In einem Interview mit dem Nachrichtenmagazin "profil" übt Luxemburgs Außenminister Jean Asselborn scharfe Kritik an der österreichischen Regierung.

MINISTERRAT: KURZ / STRACHE
Kanzler Kurz, Vizekanzler Strache © (c) APA/HERBERT PFARRHOFER (HERBERT PFARRHOFER)
 

In einem Interview in der am Montag erscheinenden Ausgabe des Nachrichtenmagazins "profil" übt Luxemburgs Außenminister Jean Asselborn scharfe Kritik an der österreichischen ÖVP-FPÖ-Regierung: Mit der vor Kurzem beschlossenen Ablehnung des UN-Migrationspaktes agierten Sebastian Kurz und Heinz-Christian Strache als "Handlanger" von Ungarns rechtsnationalem Premier Viktor Orban.

Die österreichische Regierung wende sich damit von den Vereinten Nationen und dem Multilateralismus ab. "Sie macht alles, was ein "ehrlicher Makler" nicht machen würde", so der 69-jährige Sozialdemokrat laut einer Vorausmeldung des Magazins. "Wien ist ein wichtiger Sitz von UN-Institutionen. Ich glaube nicht, dass man dieses Problem unbeschadet überstehen wird."

Keine "Brückenbauer"

Er habe keine EU-Ratspräsidentschaft erlebt, die ihren Fokus so stark nach nationalen Interessen richte wie die österreichische.

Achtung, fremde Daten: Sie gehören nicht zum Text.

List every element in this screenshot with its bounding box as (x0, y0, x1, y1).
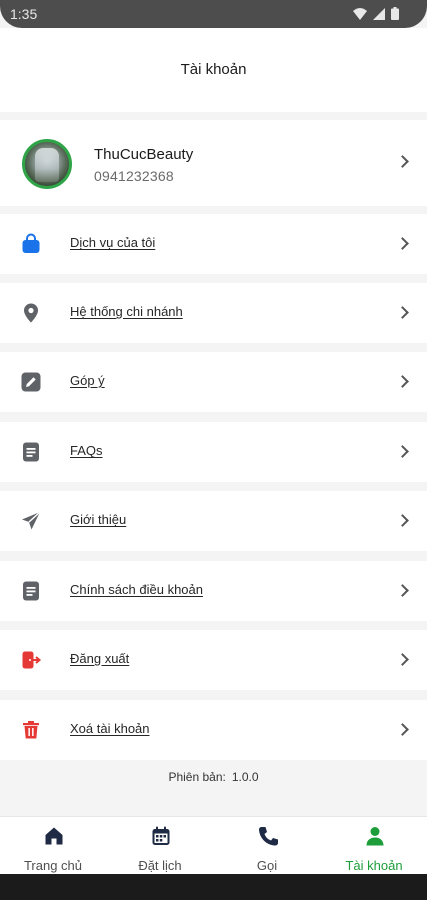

Die europäische Migrationspolitik komme unter Österreich nicht voran.

"Österreich hat während seiner EU-Präsidentschaft systematisch alles ausgeklammert, was mit europäischer Solidarität und Verantwortung zu tun hat", kritisierte Asselborn weiter: "Das wird auch das Erbe dieser Präsidentschaft sein." Als "Brückenbauer" werde die österreichische Regierung in Europa nicht ernst genommen.

Jean Asselborn ©

ÖVP-Nehammer: "Politisch längst bedeutungslos"

ÖVP-Generalsekretär Karl Nehammer hat am Samstagvormittag kritische Worte des luxemburgischen Außenministers Jean Asselborn an der türkis-blauen Regierung vom Tisch gewischt. Dieser sei "mehrfach abgewählt und politisch längst bedeutungslos", argumentierte Nehammer in einer Aussendung.

Dennoch erhasche der 69-jährige Sozialdemokrat "durch seine ständige Kritik an Bundeskanzler Sebastian Kurz und der Bundesregierung immer wieder viel medialen Raum", konstatierte Nehammer. "Wenn er von Luxemburg aus Österreich kritisiert, tut er damit natürlich auch der SPÖ einen Gefallen. Aber ich würde mir ernsthaft Sorgen machen, wenn Politiker wie Asselborn, dessen Politik und Werte wir ablehnen und dessen Aussagen ausschließlich parteipolitisch motiviert sind, unsere Arbeit nicht mehr kritisieren würden."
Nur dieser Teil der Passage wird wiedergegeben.